Javier Senosiain (b. 1948) is a Mexican architect and professor whose work poses a radical question: what if buildings looked like the natural world rather than imposing on it? His answer, built in ferro-concrete and polyurethane in the hills northwest of Mexico City, constitutes one of the most bizarre and beautiful bodies of residential architecture on the planet.

The Casa Orgánica completed in 1984 in the shape of a shark, half-submerged in a hillside, covered in vegetation is a labyrinth of carpeted oval passages, snail-shell windows, and rooms that open into each other like chambers of a nautilus shell. Senosiain lived here with his family; now his daughter Natalia helps manage the tours. Famous visitors have included Dua Lipa, drawn as anyone with eyes would be, by a building that looks like it came from another universe and feels, impossibly, like a womb.

A short drive away, El Nido de Quetzalcóatl, the Serpent's Nest, is a 165-foot serpentine residential complex of ten apartments built into the natural caves and ravines of the terrain. The serpent's gaping concrete mouth is formed from the site's largest cave. Two apartments are available on Airbnb; demand is extraordinary and waiting lists are long. Book the moment dates become available.

How to Book

Casa Orgánica: Book ahead as tickets sell out quickly at casaorganica.com.mx. Open Wednesday–Saturday; English tours at 10:30am. Cost approximately 480 MXN (~$28). Arrive by Uber (30–40 minutes from central CDMX).

El Nido de Quetzalcóatl (Airbnb): Search "Nido de Quetzalcoatl" on Airbnb. Two units available; book as early as possible. Typically booked a year in advance.

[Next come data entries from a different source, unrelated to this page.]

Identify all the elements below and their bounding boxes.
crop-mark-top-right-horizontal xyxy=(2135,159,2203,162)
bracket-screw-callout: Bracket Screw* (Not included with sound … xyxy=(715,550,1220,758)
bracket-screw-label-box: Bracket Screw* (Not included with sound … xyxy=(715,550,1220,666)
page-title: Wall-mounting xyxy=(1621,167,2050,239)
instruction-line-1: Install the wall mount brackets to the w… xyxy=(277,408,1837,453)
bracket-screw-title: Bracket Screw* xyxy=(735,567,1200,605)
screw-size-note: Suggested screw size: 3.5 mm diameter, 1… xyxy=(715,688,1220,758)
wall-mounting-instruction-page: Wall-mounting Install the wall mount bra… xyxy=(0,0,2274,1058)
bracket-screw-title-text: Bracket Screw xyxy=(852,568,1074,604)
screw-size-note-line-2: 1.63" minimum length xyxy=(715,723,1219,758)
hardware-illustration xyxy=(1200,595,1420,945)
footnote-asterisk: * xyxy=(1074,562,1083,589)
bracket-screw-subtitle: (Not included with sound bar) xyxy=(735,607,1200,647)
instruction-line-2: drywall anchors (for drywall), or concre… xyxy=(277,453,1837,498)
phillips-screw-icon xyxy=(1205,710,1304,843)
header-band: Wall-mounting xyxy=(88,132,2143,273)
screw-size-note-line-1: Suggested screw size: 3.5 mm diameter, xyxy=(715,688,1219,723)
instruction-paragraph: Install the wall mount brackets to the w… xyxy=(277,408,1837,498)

Full Senosiain Tour: The Traveling Beetle (thetravelingbeetle.com) offers a 4.5-hour organic architecture tour covering Casa Orgánica, the Conjunto Satélite, Parque Quetzalcóatl, and Senosiain's private model collection. Highly recommended as a standalone Mexico City day. Also available as an Airbnb Experience: "Mosaic Workshop and Organic Architecture Tour" combines a tour of Casa Orgánica with a hands-on mosaic-making workshop.

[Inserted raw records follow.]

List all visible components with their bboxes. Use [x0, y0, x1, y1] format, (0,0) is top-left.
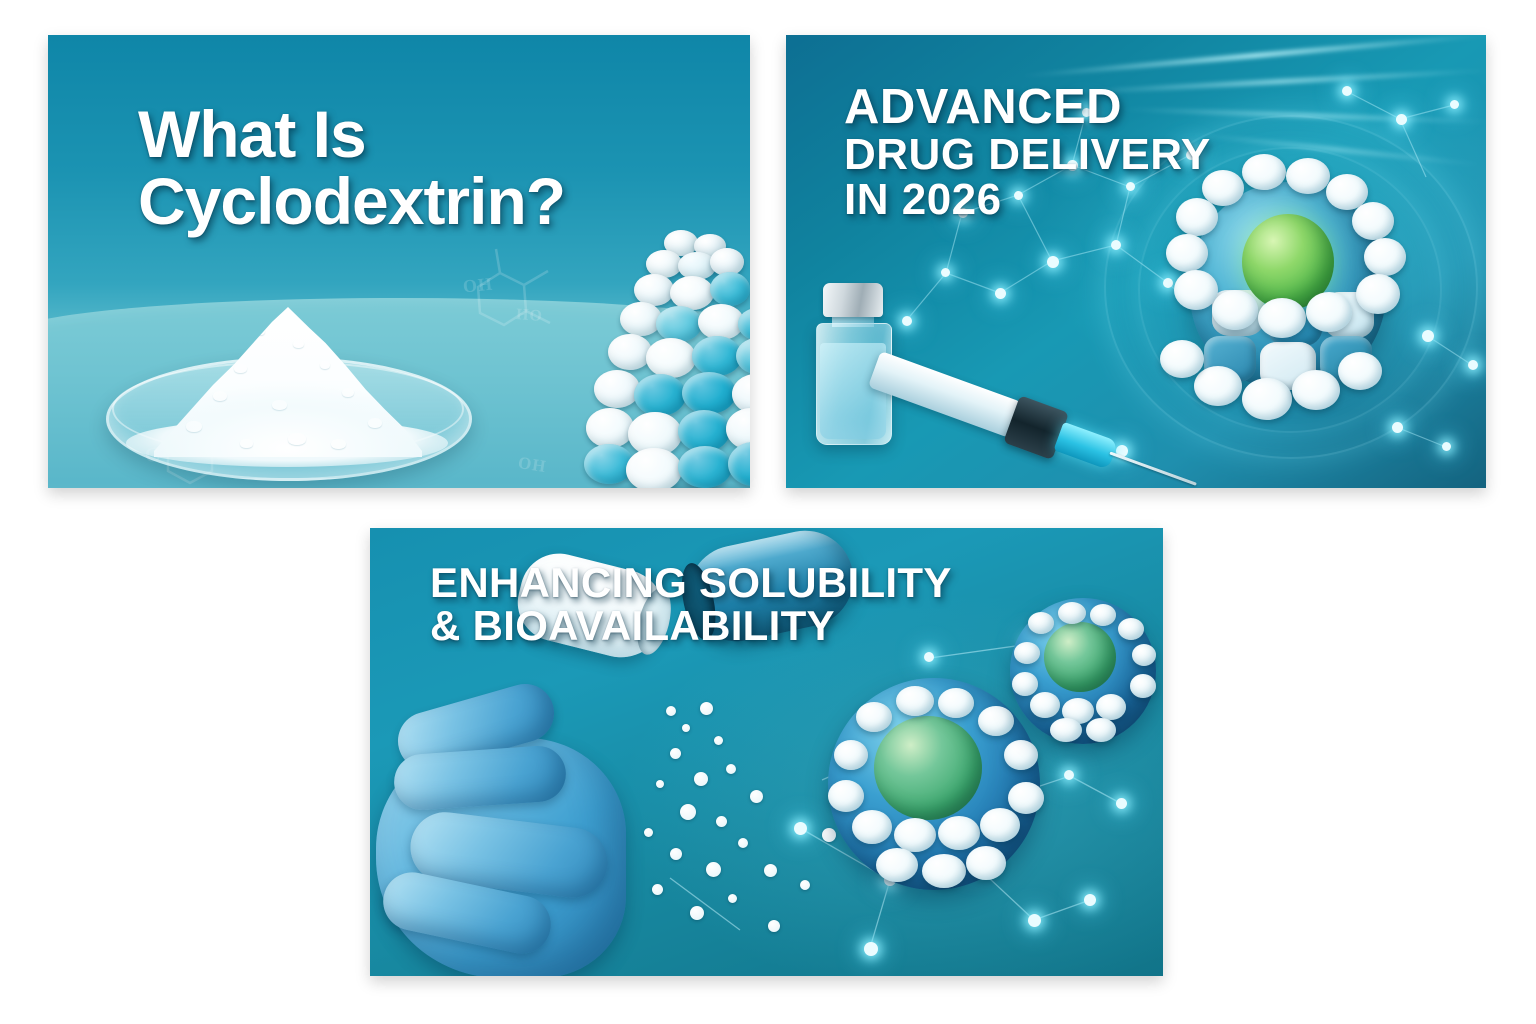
headline-line-1: ENHANCING SOLUBILITY: [430, 562, 952, 605]
banner-collage: OH HO C6H10O5 OH HO: [0, 0, 1536, 1024]
panel-enhancing-solubility[interactable]: ENHANCING SOLUBILITY & BIOAVAILABILITY: [370, 528, 1163, 976]
powder-grain: [670, 848, 682, 860]
cyclodextrin-lobe: [1242, 154, 1286, 190]
cyclodextrin-lobe: [894, 818, 936, 852]
pill: [626, 448, 682, 488]
powder-grain: [670, 748, 681, 759]
guest-molecule: [874, 716, 982, 820]
cyclodextrin-lobe: [1258, 298, 1306, 338]
syringe-hub: [1053, 422, 1118, 470]
cyclodextrin-lobe: [1096, 694, 1126, 720]
pill: [646, 338, 696, 378]
headline-line-1: ADVANCED: [844, 83, 1211, 133]
network-node: [1084, 894, 1096, 906]
network-node: [995, 288, 1006, 299]
panel-advanced-drug-delivery[interactable]: ADVANCED DRUG DELIVERY IN 2026: [786, 35, 1486, 488]
pill: [736, 338, 750, 374]
pill: [678, 446, 732, 488]
pill: [634, 374, 686, 416]
cyclodextrin-lobe: [1086, 718, 1116, 742]
cyclodextrin-lobe: [1352, 202, 1394, 240]
petri-dish: [106, 315, 466, 475]
cyclodextrin-lobe: [1292, 370, 1340, 410]
cyclodextrin-lobe: [834, 740, 868, 770]
headline-line-2: & BIOAVAILABILITY: [430, 605, 952, 648]
network-node: [1111, 240, 1121, 250]
powder-grain: [764, 864, 777, 877]
cyclodextrin-lobe: [1028, 612, 1054, 634]
panel-1-headline: What Is Cyclodextrin?: [138, 101, 565, 236]
cyclodextrin-lobe: [1174, 270, 1218, 310]
powder-grain: [750, 790, 763, 803]
cyclodextrin-lobe: [828, 780, 864, 812]
powder-grain: [738, 838, 748, 848]
network-node: [794, 822, 807, 835]
pill: [710, 272, 750, 306]
powder-grain: [800, 880, 810, 890]
cyclodextrin-lobe: [978, 706, 1014, 736]
cyclodextrin-lobe: [1118, 618, 1144, 640]
cyclodextrin-lobe: [1058, 602, 1086, 624]
cyclodextrin-sphere-small: [1010, 598, 1156, 744]
powder-grain: [700, 702, 713, 715]
cyclodextrin-sphere-large: [828, 678, 1040, 890]
powder-grain: [728, 894, 737, 903]
cyclodextrin-lobe: [1212, 290, 1258, 330]
panel-what-is-cyclodextrin[interactable]: OH HO C6H10O5 OH HO: [48, 35, 750, 488]
network-node: [1468, 360, 1478, 370]
cyclodextrin-lobe: [938, 816, 980, 850]
network-node: [1450, 100, 1459, 109]
cyclodextrin-lobe: [1286, 158, 1330, 194]
cyclodextrin-lobe: [1160, 340, 1204, 378]
cyclodextrin-lobe: [876, 848, 918, 882]
network-node: [1442, 442, 1451, 451]
cyclodextrin-lobe: [1130, 674, 1156, 698]
pill: [670, 276, 714, 310]
cyclodextrin-lobe: [1090, 604, 1116, 626]
cyclodextrin-lobe: [922, 854, 966, 888]
pill: [682, 372, 736, 414]
headline-line-3: IN 2026: [844, 178, 1211, 223]
network-node: [864, 942, 878, 956]
powder-grain: [694, 772, 708, 786]
powder-grain: [682, 724, 690, 732]
cyclodextrin-lobe: [1008, 782, 1044, 814]
cyclodextrin-lobe: [1364, 238, 1406, 276]
network-node: [1116, 798, 1127, 809]
cyclodextrin-lobe: [896, 686, 934, 716]
network-node: [902, 316, 912, 326]
headline-line-2: Cyclodextrin?: [138, 168, 565, 235]
network-node: [1396, 114, 1407, 125]
powder-grain: [726, 764, 736, 774]
cyclodextrin-lobe: [1338, 352, 1382, 390]
cyclodextrin-lobe: [1242, 378, 1292, 420]
pill: [594, 370, 640, 408]
headline-line-2: DRUG DELIVERY: [844, 133, 1211, 178]
cyclodextrin-lobe: [1356, 274, 1400, 314]
cyclodextrin-lobe: [852, 810, 892, 844]
powder-grain: [666, 706, 676, 716]
pill: [586, 408, 634, 448]
panel-2-headline: ADVANCED DRUG DELIVERY IN 2026: [844, 83, 1211, 223]
pill: [692, 336, 742, 376]
cyclodextrin-lobe: [1050, 718, 1082, 742]
powder-grain: [656, 780, 664, 788]
cyclodextrin-lobe: [1166, 234, 1208, 272]
powder-grain: [706, 862, 721, 877]
cyclodextrin-lobe: [1014, 642, 1040, 664]
cyclodextrin-lobe: [1306, 292, 1352, 332]
cyclodextrin-lobe: [1012, 672, 1038, 696]
cyclodextrin-lobe: [1030, 692, 1060, 718]
network-node: [924, 652, 934, 662]
powder-grain: [680, 804, 696, 820]
cyclodextrin-lobe: [966, 846, 1006, 880]
powder-grain: [652, 884, 663, 895]
cyclodextrin-lobe: [1132, 644, 1156, 666]
panel-3-headline: ENHANCING SOLUBILITY & BIOAVAILABILITY: [430, 562, 952, 648]
powder-grain: [716, 816, 727, 827]
vial-cap: [823, 283, 883, 317]
headline-line-1: What Is: [138, 97, 366, 171]
pill: [656, 306, 702, 342]
gloved-hand: [376, 688, 706, 976]
powder-grain: [768, 920, 780, 932]
cyclodextrin-lobe: [980, 808, 1020, 842]
pill: [608, 334, 652, 370]
network-node: [1047, 256, 1059, 268]
network-node: [1028, 914, 1041, 927]
network-node: [1064, 770, 1074, 780]
network-node: [1342, 86, 1352, 96]
powder-grain: [714, 736, 723, 745]
cyclodextrin-lobe: [1004, 740, 1038, 770]
cyclodextrin-lobe: [938, 688, 974, 718]
cyclodextrin-lobe: [1194, 366, 1242, 406]
powder-grain: [690, 906, 704, 920]
pill: [728, 442, 750, 486]
powder-grain: [644, 828, 653, 837]
guest-molecule: [1044, 622, 1116, 692]
cyclodextrin-lobe: [856, 702, 892, 732]
pill-cone-stack: [584, 230, 750, 488]
network-node: [941, 268, 950, 277]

+ Further Afield — Essential Additions

Beyond the List: Four More Worth the Journey

For the Truly Committed Design Traveler

Parc Güell & Casa Batlló, Barcelona: Antoni Gaudí's organic architecture, the original inspiration for both the Tarot Garden and Senosiain's work, remains without parallel. Casa Batlló on the Passeig de Gràcia (bookable at casabatllo.es) offers evening "magic night" visits and even overnight stays. Parc Güell requires advance ticket booking at parkguell.barcelona.

Fundación Stiftung Beyeler, Basel, Switzerland: Renzo Piano's masterwork of a museum building, set in a park of Monet's water lilies, is considered one of the most beautiful museum experiences in the world. With a current Yayoi Kusama exhibition not to be missed. More architecture than art - except that here, the two are genuinely inseparable. Book at fondationbeyeler.ch.

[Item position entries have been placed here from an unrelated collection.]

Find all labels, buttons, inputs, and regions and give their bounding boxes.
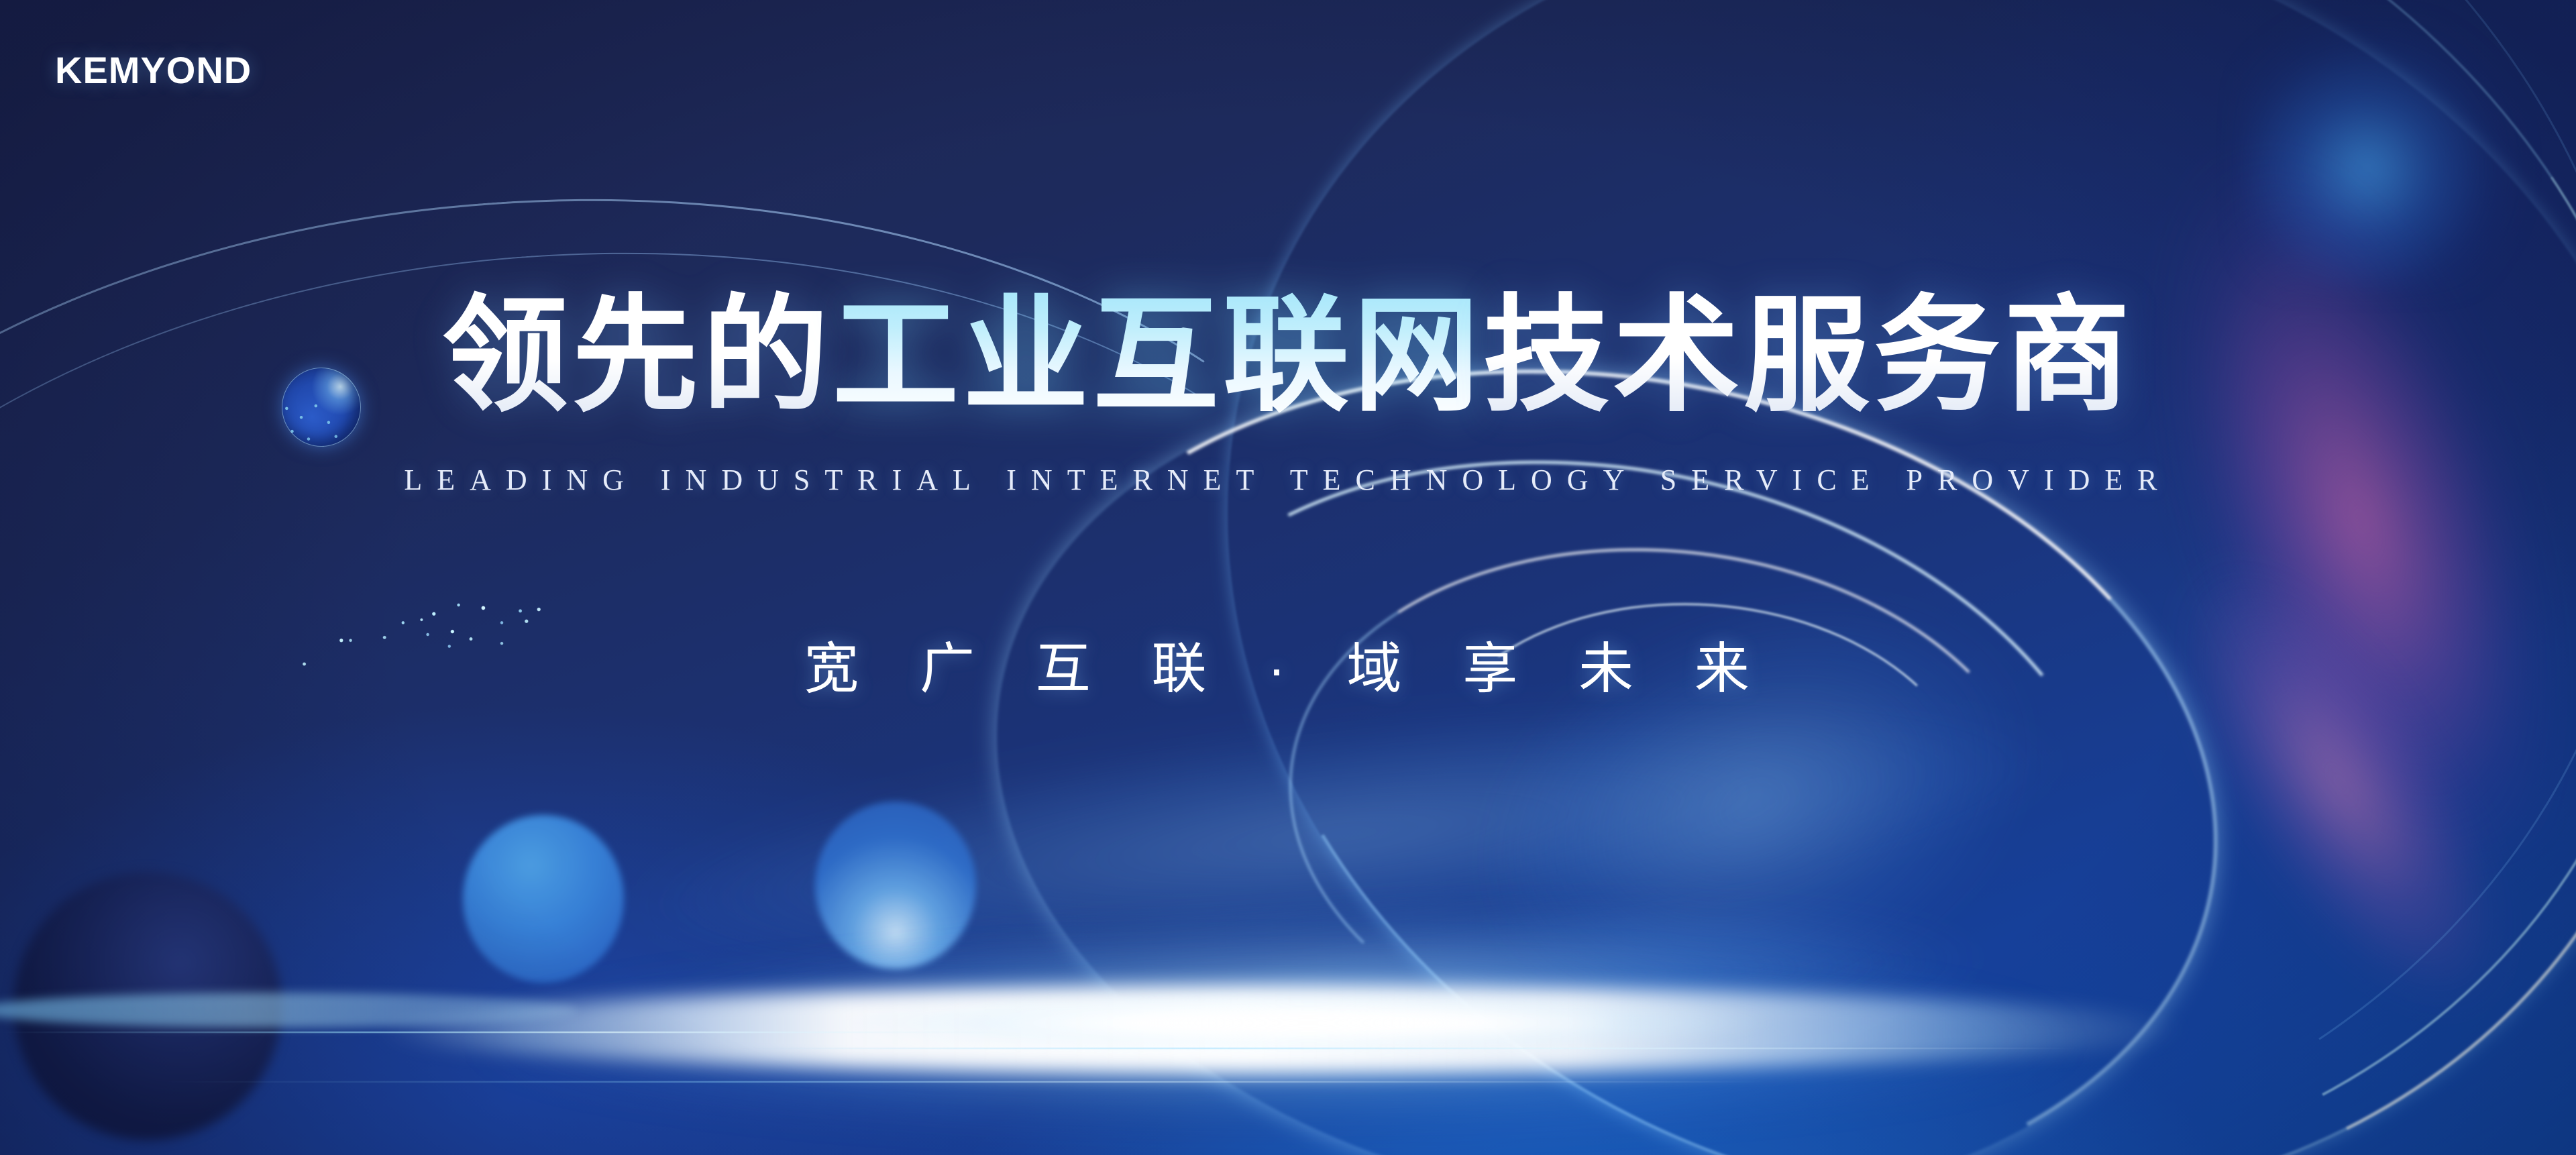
blue-glow-orb-icon xyxy=(2241,20,2522,288)
arc-line xyxy=(693,0,2576,1155)
light-ribbon-sheet xyxy=(172,403,2310,1155)
horizontal-light-beam xyxy=(376,986,2187,1073)
page-title: 领先的工业互联网技术服务商 xyxy=(0,290,2576,422)
light-ribbon-sheet-lower xyxy=(323,688,2293,1155)
dark-navy-sphere xyxy=(13,872,282,1140)
headline-segment-tail: 技术服务商 xyxy=(1483,285,2134,426)
thin-light-line xyxy=(161,1081,1771,1083)
light-beam-hotspot xyxy=(839,993,1778,1053)
promotional-banner: KEMYOND 领先的工业互联网技术服务商 LEADING INDUSTRIAL… xyxy=(0,0,2576,1155)
magenta-light-streak xyxy=(1886,86,2576,974)
light-blue-sphere xyxy=(815,802,976,969)
vignette-overlay xyxy=(0,0,2576,1155)
light-blue-sphere xyxy=(463,815,624,983)
brand-logo[interactable]: KEMYOND xyxy=(55,48,252,92)
arc-line-bright xyxy=(1263,512,2070,1103)
thin-light-line xyxy=(738,1048,2080,1049)
subtitle-english: LEADING INDUSTRIAL INTERNET TECHNOLOGY S… xyxy=(0,463,2576,497)
arc-line xyxy=(1073,0,2576,1155)
thin-light-line xyxy=(0,1032,1006,1033)
magenta-light-streak-secondary xyxy=(2019,441,2576,1128)
bottom-light-glow xyxy=(201,926,2348,1154)
arc-line xyxy=(903,0,2576,1155)
tagline-slogan: 宽 广 互 联 · 域 享 未 来 xyxy=(0,624,2576,704)
headline-segment-accent: 工业互联网 xyxy=(833,285,1483,426)
headline-segment-primary: 领先的 xyxy=(442,285,833,426)
light-beam-left xyxy=(0,993,577,1028)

Lotusland, Santa Barbara, California: The private garden estate of Polish opera singer Ganna Walska is a 37-acre botanical wonderland of cycads, succulents, and topiary a self-made surrealist environment that rivals the Tarot Garden in ambition and exceeds it in botanical rarity. Strict visitor limits; book months ahead at lotusland.org.

The Glass House, New Canaan, Connecticut: Philip Johnson's transparent masterpiece in which he lived, famously, without any privacy whatsoever, is now a National Trust site offering tours of the house, its underground art gallery, and the landscape works spread across the 49-acre estate. Book at philipjohnsonglasshouse.org.